I'm a perennialist, and I think that most human expressions of spirituality (all, minus the occasional fraud) are expressions of the same fundamental inspiration. I think that inspiration (whether it originates in our biology or outside of it (I believe the latter), is a very real thing. Therefore it is possible to assert a belief X which lies outside of that inspiration -- i.e., is wrong.

It gets much tougher to pin down how I know something is wrong. Essentially, its pattern matching. When I see someone assert something that does not look like universal spirituality, I begin to suspect it. If upon closer examination it appears to involve harm of some sort, I consider it definitely in error. I'm willing to rethink my judgement if someone who I know to have done considerable spiritual development (in any tradition) disagrees.

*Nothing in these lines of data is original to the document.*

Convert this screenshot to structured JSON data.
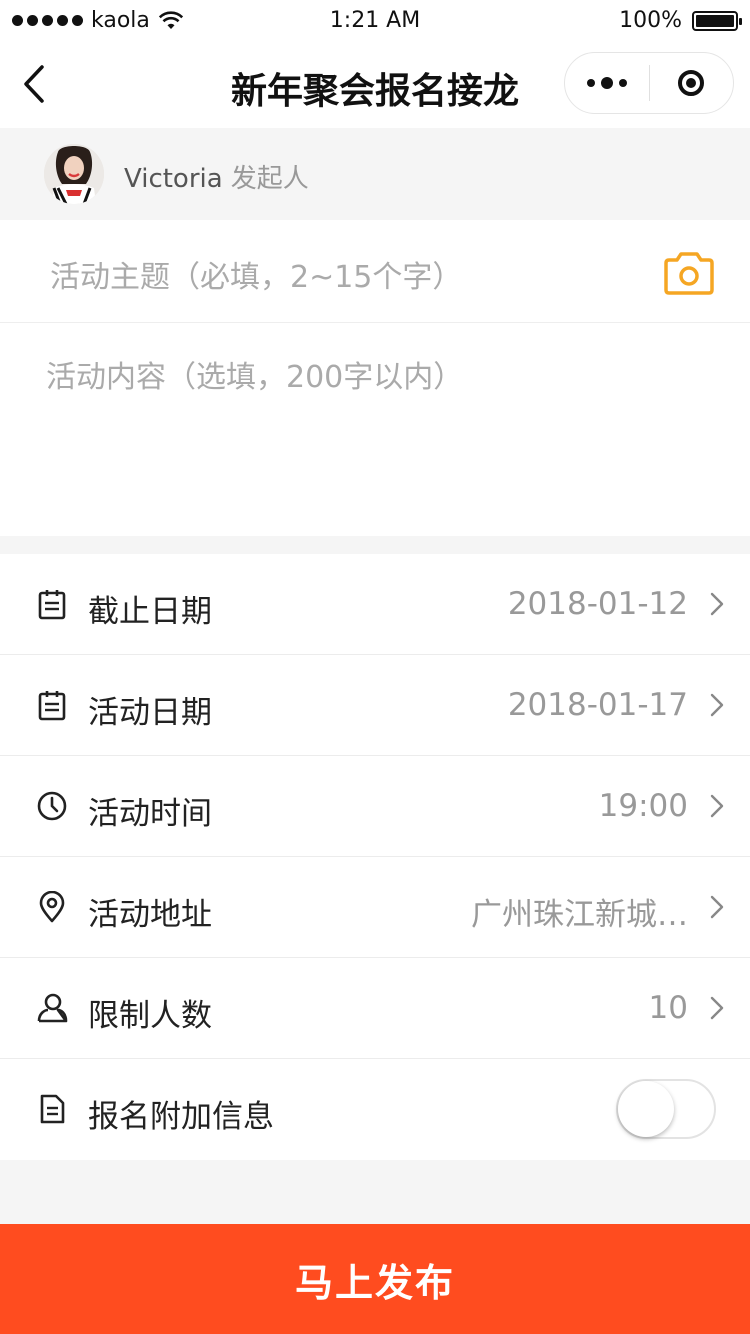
{
  "status_bar": {
    "carrier": "kaola",
    "time": "1:21 AM",
    "battery": "100%"
  },
  "nav": {
    "title": "新年聚会报名接龙",
    "back_icon": "chevron-left-icon",
    "more_icon": "more-dots-icon",
    "close_icon": "target-circle-icon"
  },
  "organizer": {
    "name": "Victoria",
    "role": "发起人"
  },
  "form": {
    "subject_placeholder": "活动主题（必填，2~15个字）",
    "content_placeholder": "活动内容（选填，200字以内）",
    "camera_icon": "camera-icon",
    "accent_color": "#f5a623"
  },
  "fields": [
    {
      "label": "截止日期",
      "value": "2018-01-12",
      "icon": "calendar-icon"
    },
    {
      "label": "活动日期",
      "value": "2018-01-17",
      "icon": "calendar-icon"
    },
    {
      "label": "活动时间",
      "value": "19:00",
      "icon": "clock-icon"
    },
    {
      "label": "活动地址",
      "value": "广州珠江新城…",
      "icon": "location-pin-icon"
    },
    {
      "label": "限制人数",
      "value": "10",
      "icon": "person-icon"
    },
    {
      "label": "报名附加信息",
      "toggle_on": false,
      "icon": "document-icon"
    }
  ],
  "publish": {
    "label": "马上发布",
    "color": "#ff4c1f"
  }
}
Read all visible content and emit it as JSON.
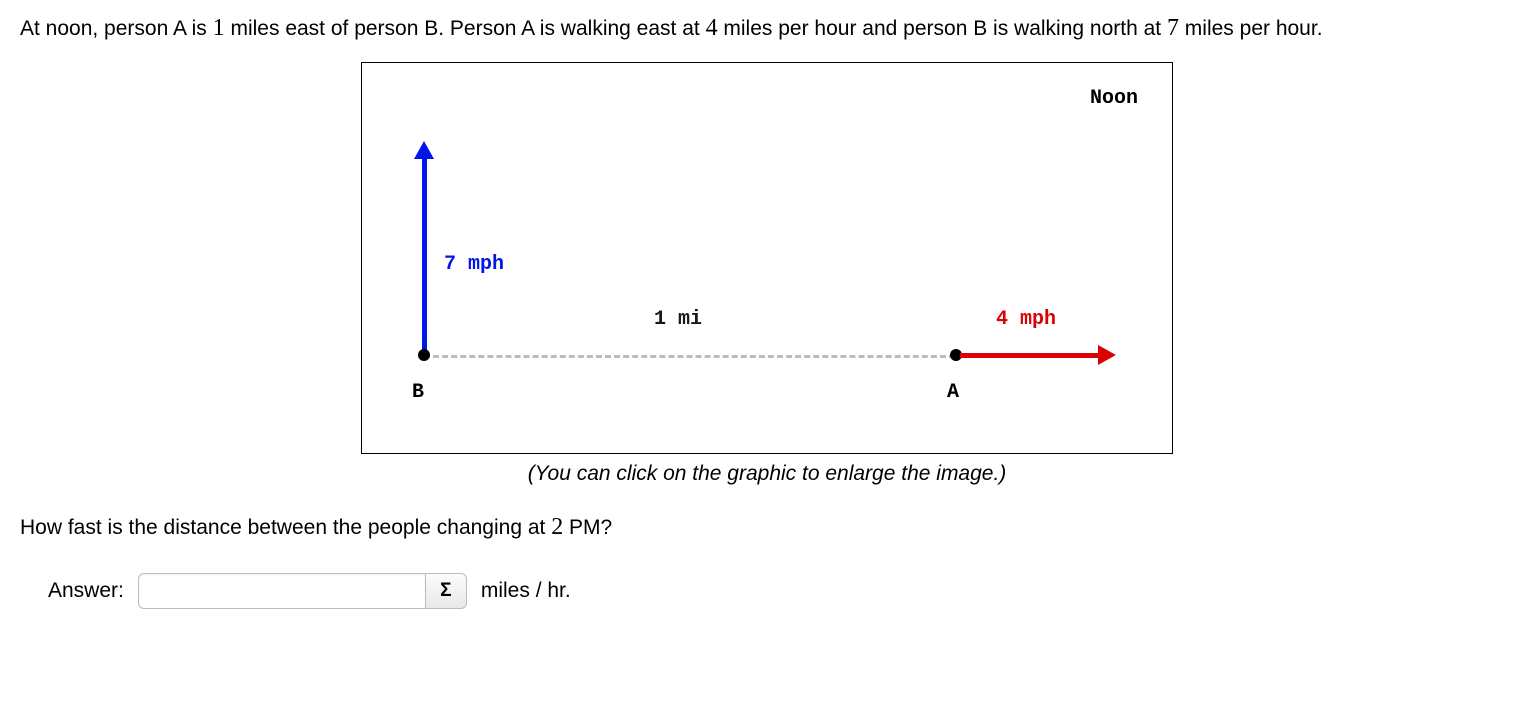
{
  "problem": {
    "text_before": "At noon, person A is ",
    "dist": "1",
    "text_mid1": " miles east of person B. Person A is walking east at ",
    "speedA": "4",
    "text_mid2": " miles per hour and person B is walking north at ",
    "speedB": "7",
    "text_end": " miles per hour."
  },
  "figure": {
    "noon": "Noon",
    "mi": "1 mi",
    "mphB": "7 mph",
    "mphA": "4 mph",
    "B": "B",
    "A": "A"
  },
  "caption": "(You can click on the graphic to enlarge the image.)",
  "question": {
    "before": "How fast is the distance between the people changing at ",
    "time": "2",
    "after": " PM?"
  },
  "answer": {
    "label": "Answer:",
    "value": "",
    "sigma": "Σ",
    "units": "miles / hr."
  },
  "chart_data": {
    "type": "diagram",
    "title": "Noon",
    "points": [
      {
        "name": "B",
        "x": 0,
        "y": 0
      },
      {
        "name": "A",
        "x": 1,
        "y": 0
      }
    ],
    "vectors": [
      {
        "from": "B",
        "direction": "north",
        "magnitude_mph": 7,
        "color": "#0015ea"
      },
      {
        "from": "A",
        "direction": "east",
        "magnitude_mph": 4,
        "color": "#db0004"
      }
    ],
    "distance_AB_mi": 1
  }
}
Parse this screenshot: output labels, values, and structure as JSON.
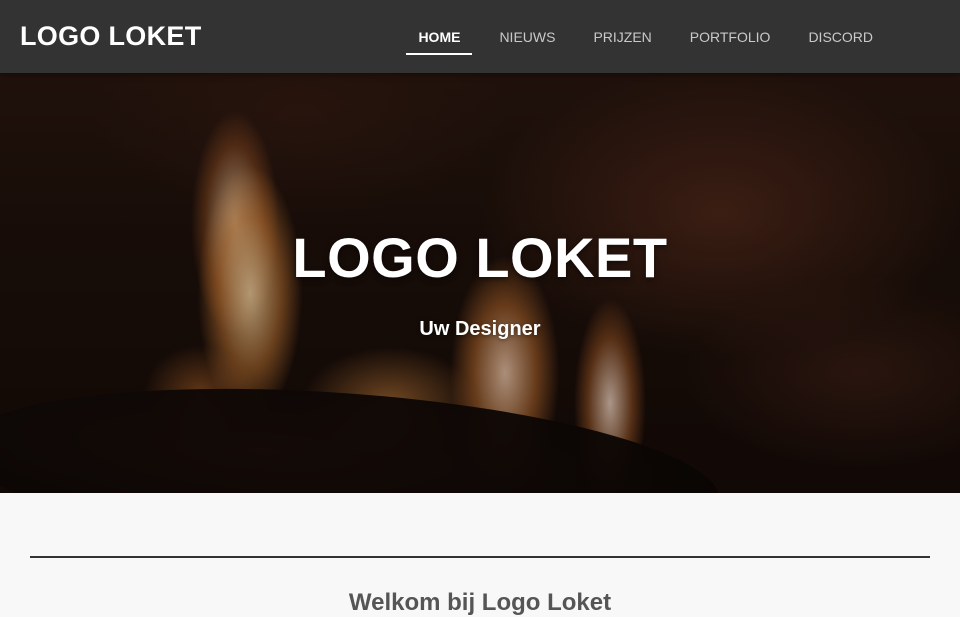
{
  "header": {
    "brand": "LOGO LOKET",
    "nav": [
      {
        "label": "HOME",
        "active": true
      },
      {
        "label": "NIEUWS",
        "active": false
      },
      {
        "label": "PRIJZEN",
        "active": false
      },
      {
        "label": "PORTFOLIO",
        "active": false
      },
      {
        "label": "DISCORD",
        "active": false
      }
    ]
  },
  "hero": {
    "title": "LOGO LOKET",
    "subtitle": "Uw Designer"
  },
  "section": {
    "heading": "Welkom bij Logo Loket"
  },
  "colors": {
    "navbar": "#333333",
    "nav_text": "#c9c9c9",
    "nav_active": "#ffffff",
    "page_bg": "#f8f8f8"
  }
}
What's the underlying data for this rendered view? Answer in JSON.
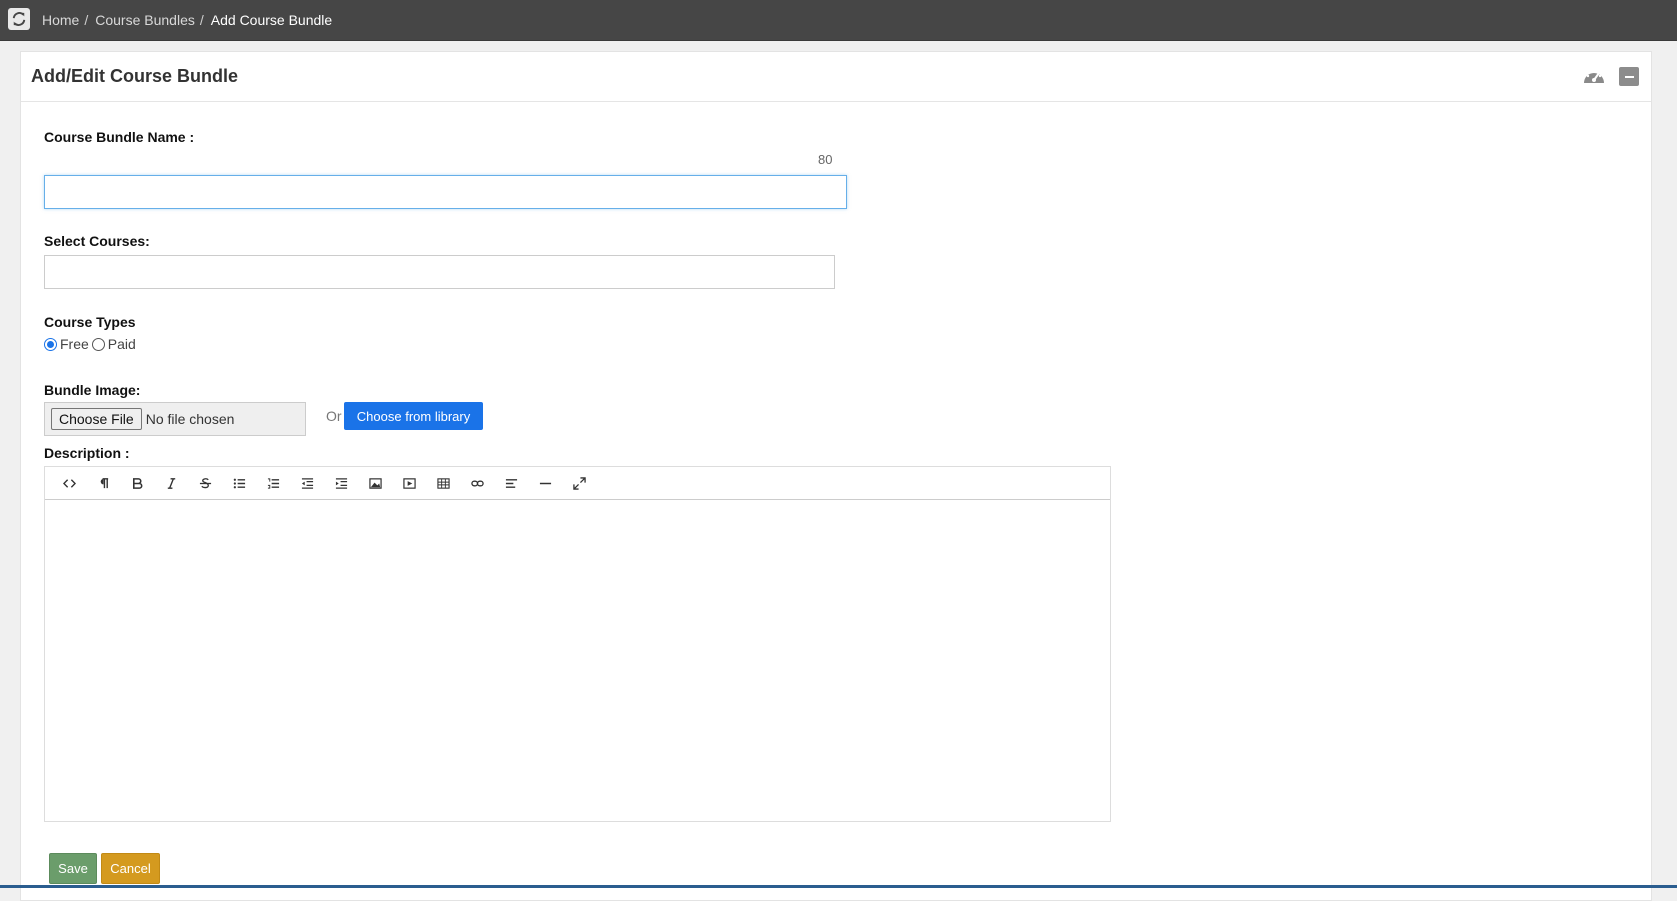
{
  "breadcrumb": {
    "items": [
      "Home",
      "Course Bundles"
    ],
    "current": "Add Course Bundle",
    "separator": "/"
  },
  "panel": {
    "title": "Add/Edit Course Bundle"
  },
  "form": {
    "bundle_name_label": "Course Bundle Name :",
    "bundle_name_counter": "80",
    "bundle_name_value": "",
    "select_courses_label": "Select Courses:",
    "course_types_label": "Course Types",
    "course_types": [
      {
        "label": "Free",
        "selected": true
      },
      {
        "label": "Paid",
        "selected": false
      }
    ],
    "bundle_image_label": "Bundle Image:",
    "choose_file_label": "Choose File",
    "no_file_text": "No file chosen",
    "or_text": "Or",
    "choose_library_label": "Choose from library",
    "description_label": "Description :",
    "save_label": "Save",
    "cancel_label": "Cancel"
  },
  "editor_toolbar": [
    "code-view-icon",
    "paragraph-icon",
    "bold-icon",
    "italic-icon",
    "strikethrough-icon",
    "unordered-list-icon",
    "ordered-list-icon",
    "outdent-icon",
    "indent-icon",
    "image-icon",
    "video-icon",
    "table-icon",
    "link-icon",
    "align-icon",
    "horizontal-rule-icon",
    "fullscreen-icon"
  ],
  "colors": {
    "topbar": "#464646",
    "primary": "#1a73e8",
    "save": "#6b9d6b",
    "cancel": "#d49a1f"
  }
}
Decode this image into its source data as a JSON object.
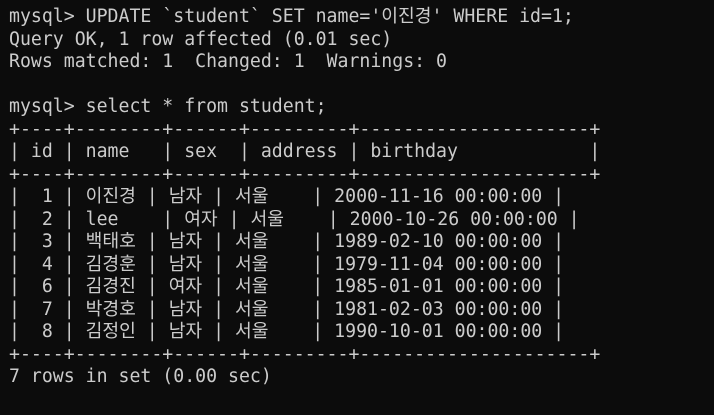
{
  "terminal": {
    "colors": {
      "background": "#0c0c0c",
      "foreground": "#cccccc"
    },
    "lines": [
      "mysql> UPDATE `student` SET name='이진경' WHERE id=1;",
      "Query OK, 1 row affected (0.01 sec)",
      "Rows matched: 1  Changed: 1  Warnings: 0",
      "",
      "mysql> select * from student;",
      "+----+--------+------+---------+---------------------+",
      "| id | name   | sex  | address | birthday            |",
      "+----+--------+------+---------+---------------------+",
      "|  1 | 이진경 | 남자 | 서울    | 2000-11-16 00:00:00 |",
      "|  2 | lee    | 여자 | 서울    | 2000-10-26 00:00:00 |",
      "|  3 | 백태호 | 남자 | 서울    | 1989-02-10 00:00:00 |",
      "|  4 | 김경훈 | 남자 | 서울    | 1979-11-04 00:00:00 |",
      "|  6 | 김경진 | 여자 | 서울    | 1985-01-01 00:00:00 |",
      "|  7 | 박경호 | 남자 | 서울    | 1981-02-03 00:00:00 |",
      "|  8 | 김정인 | 남자 | 서울    | 1990-10-01 00:00:00 |",
      "+----+--------+------+---------+---------------------+",
      "7 rows in set (0.00 sec)"
    ]
  }
}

I almost never find wrongness in a belief (at least not among the well established traditions). I almost always find it in an individual's interpretation of their beliefs.
 
Hi HCS –
I have difficulty with a tolerance which declares that if person X believes belief Y, then belief Y is true for them.
It's pure subjectivity.

... that spirituality is a game some people play in their heads in their spare time (either that, or it requires the suspension of logic).
That seems to be the Western Way.

It may be a position of tolerance, but it is also a position of disrespect for the belief under consideration.
Yes, I think such 'tolerant' people are blissfully unaware of how casually disrespectful they are.

I'm a perennialist ...
Bravo! Welcome aboard. However, I think you'll find you're walking a lonely path here! The rule is relativism and subjectivity
 
It may be a position of tolerance, but it is also a position of disrespect for the belief under consideration.

Yes, I think such 'tolerant' people are blissfully unaware of how casually disrespectful they are.

I'm well aware people feel disrespected when I tolerate faith they are intolerant of. We are all free to feel offended by others beliefs. But since there are no known objective truths we all have to live together in the end. Offended or not.